Source: http://echr.ketse.com/doc/31799.03-en-20040219/view/
Timestamp: 2020-05-26 17:26:43
Document Index: 703676611

Matched Legal Cases: ['Application no. 31799', '§ 1', '§ 1', '§ 1', '§ 50', '§ 1', '§ 3', '§ 4']

MUTALIBOV v. AZERBAIJAN
MUTALIBOV v. AZERBAIJAN About Project
Application no. 31799/03
by Ayaz MUTALIBOV
The European Court of Human Rights (First Section), sitting on 19 February 2004 as a Chamber composed of:
Having regard to the above application lodged on 24 September 2003,
The applicant, Mr Ayaz Mutalibov, is an Azerbaijani national, who was born in 1938 and lives in Moscow. He was represented before the Court by Mr S. Abdullayev, a lawyer practising in Baku.
The applicant was the first president of the Republic of Azerbaijan since it gained independence in 1991. He was elected by popular vote on 8 September 1991 and remained in office until 15 May 1992. Thereafter, the applicant left Azerbaijan and settled in Moscow.
At present, a criminal case is pending against the applicant before the Azerbaijani authorities. The government of Azerbaijan had asked the relevant Russian authorities to extradite the applicant to Azerbaijan, but this request was rejected. The applicant remains active in Azerbaijani politics and is a co-chairman of the Social Democratic Party of Azerbaijan.
Before the presidential elections of 15 October 2003, a number of the applicant’s political supporters in Azerbaijan formed a “voters initiative group” that decided to nominate the applicant as a presidential candidate for the upcoming elections. To this effect, on 16 July 2003 they filed an application with the Central Election Commission (the “Commission”). On 21 July 2003 the Commission rejected this application for failure to comply with the election laws and refused to register the applicant as a presidential candidate. No further explanations were given in the Commission’s formal decision.
Thereafter, the voters’ initiative group filed a suit in the Court of Appeal, requesting to quash the Commission’s decision as unlawful. On 24 July 2003 the Court of Appeal rejected this request. Upon an appeal in cassation, on 7 August 2003 the Supreme Court upheld the Court of Appeal’s decision.
The applicant complains under Article 6 § 1 of the Convention that the domestic courts were biased and unfair and they wrongfully upheld the allegedly unlawful decision of the Commission.
The applicant complains of the unfairness and lack of impartiality of the domestic courts in the case concerning the Commission’s refusal to register him as a candidate in presidential elections. He invokes Article 6 § 1 of the Convention, which provides, in the relevant part:
The Court notes that the applicant was not, as such, a party to the proceedings concerned and the question therefore arises whether the applicant may claim to be a victim of the alleged violation of the Convention as required by Article 34 of the Convention.
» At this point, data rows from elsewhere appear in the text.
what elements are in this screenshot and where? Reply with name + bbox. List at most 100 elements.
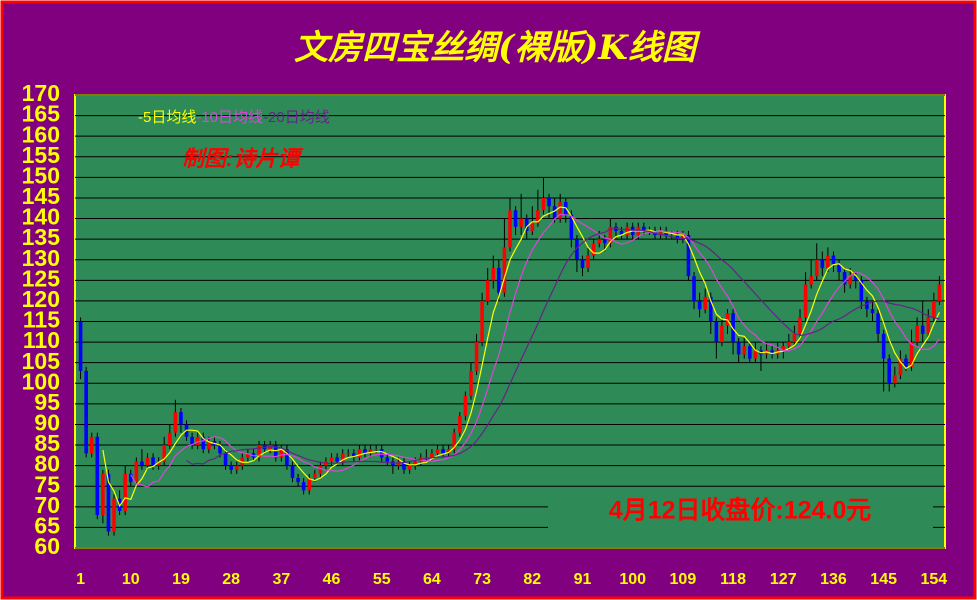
- candle-body: [430, 453, 434, 458]
- candle-body: [597, 239, 602, 244]
- x-tick-label: 145: [870, 571, 897, 588]
- candle-body: [703, 296, 707, 310]
- candle-body: [290, 465, 295, 478]
- x-tick-label: 100: [619, 571, 646, 588]
- candle-body: [524, 218, 529, 231]
- candle-body: [435, 449, 440, 454]
- x-tick-label: 73: [473, 571, 491, 588]
- annotation-box: [548, 492, 933, 532]
- y-tick-label: 115: [23, 307, 60, 333]
- x-tick-label: 118: [720, 571, 746, 588]
- y-tick-label: 120: [22, 286, 60, 312]
- candle-body: [870, 309, 875, 314]
- candle-body: [402, 461, 406, 470]
- candle-body: [257, 445, 261, 458]
- candle-body: [859, 280, 864, 301]
- legend-entry: -10日均线: [196, 109, 263, 126]
- candle-body: [669, 235, 674, 237]
- x-tick-label: 55: [373, 571, 391, 588]
- candle-body: [770, 350, 774, 355]
- candle-body: [893, 375, 897, 384]
- candle-body: [346, 453, 351, 455]
- candle-body: [742, 346, 747, 355]
- candle-body: [619, 230, 624, 236]
- x-tick-label: 1: [76, 571, 85, 588]
- candle-body: [675, 235, 680, 240]
- candle-body: [223, 453, 228, 466]
- y-tick-label: 100: [22, 368, 60, 394]
- candle-body: [385, 457, 390, 462]
- candle-body: [313, 473, 317, 478]
- candle-body: [658, 230, 663, 236]
- candle-body: [686, 235, 691, 277]
- candle-body: [814, 259, 819, 277]
- candle-body: [842, 272, 847, 285]
- candle-body: [915, 325, 919, 343]
- candle-body: [234, 465, 239, 470]
- candle-body: [580, 259, 585, 268]
- candle-body: [513, 210, 518, 227]
- candle-body: [446, 449, 451, 454]
- candle-body: [497, 267, 501, 293]
- candle-body: [106, 473, 111, 532]
- candle-body: [368, 449, 373, 454]
- candle-body: [128, 473, 133, 483]
- candle-body: [748, 346, 752, 359]
- candle-body: [603, 239, 607, 244]
- candle-body: [625, 226, 629, 236]
- x-tick-label: 46: [323, 571, 341, 588]
- y-tick-label: 130: [22, 245, 60, 271]
- candle-body: [536, 210, 540, 223]
- candle-body: [201, 436, 206, 450]
- candle-body: [458, 416, 462, 433]
- y-tick-label: 60: [34, 533, 60, 559]
- y-tick-label: 85: [34, 430, 60, 456]
- candle-body: [491, 267, 496, 281]
- candle-body: [318, 465, 323, 474]
- candle-body: [731, 313, 735, 343]
- candle-body: [809, 276, 813, 285]
- candle-body: [865, 300, 869, 310]
- candle-body: [78, 321, 83, 371]
- candle-body: [876, 313, 880, 334]
- candle-body: [480, 300, 484, 343]
- y-tick-label: 80: [34, 451, 60, 477]
- y-tick-label: 170: [22, 80, 60, 106]
- candle-body: [240, 457, 245, 466]
- candle-body: [909, 342, 914, 367]
- candle-body: [853, 276, 858, 281]
- candle-body: [207, 440, 211, 450]
- candle-body: [190, 436, 194, 446]
- candle-body: [379, 449, 384, 458]
- candle-body: [112, 498, 116, 532]
- candle-body: [229, 465, 233, 470]
- candle-body: [134, 461, 139, 483]
- candle-body: [101, 473, 105, 516]
- candle-body: [329, 457, 334, 462]
- candle-body: [904, 358, 908, 367]
- candle-body: [792, 333, 797, 343]
- x-tick-label: 28: [222, 571, 240, 588]
- candle-body: [340, 453, 345, 462]
- candle-body: [469, 370, 473, 396]
- y-tick-label: 125: [22, 265, 61, 291]
- y-tick-label: 110: [23, 327, 60, 353]
- x-tick-label: 154: [920, 571, 947, 588]
- candle-body: [803, 284, 808, 318]
- candle-body: [162, 445, 167, 462]
- candle-body: [195, 436, 200, 446]
- candle-body: [452, 432, 457, 450]
- candle-body: [608, 226, 613, 244]
- candle-body: [787, 342, 791, 347]
- x-tick-label: 19: [172, 571, 190, 588]
- candle-body: [502, 247, 507, 293]
- annotation: 制图:诗片谭: [182, 146, 304, 171]
- candle-body: [218, 445, 222, 454]
- candle-body: [173, 412, 178, 433]
- candle-body: [642, 226, 646, 231]
- candle-body: [307, 477, 312, 491]
- x-tick-label: 136: [820, 571, 847, 588]
- candle-body: [820, 259, 825, 268]
- candle-body: [720, 325, 724, 343]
In the circumstances of the present case, however, the Court does not find it necessary to determine this issue because even assuming that the applicant has fulfilled this requirement the application is in any event inadmissible for the following reasons.
The Court notes that, for Article 6 § 1 of the Convention to be applicable, the proceedings in issue must concern a dispute over “civil rights and obligations.” However, proceedings concerning electoral disputes fall outside the scope of Article 6 of the Convention, in so far as they concern the exercise of political rights and do not, therefore, have any bearing on civil rights and obligations (see, mutatis mutandis, Pierre-Bloch v. France, judgment of 21 October 1997, Reports of Judgments and Decisions, 1997-VI, p. 2223, § 50, and Cheminade v. France (dec.), no. 31599/96, ECHR 1999-II).
In the present case, the object of the judicial proceedings before the Court of Appeal and the Supreme Court was to verify the correctness of the Central Electoral Commission’s decision not to register the applicant as a candidate in the presidential elections of 15 October 2003. Accordingly, the proceedings in issue concerned the applicant’s political right to stand as a candidate in the elections, which does not fall within the meaning of the term “civil rights and obligations” for the purposes of Article 6 § 1 of the Convention.
Therefore, the Court finds that the application is incompatible ratione materiae with the provisions of the Convention within the meaning of Article 35 § 3 and must be rejected in accordance with Article 35 § 4.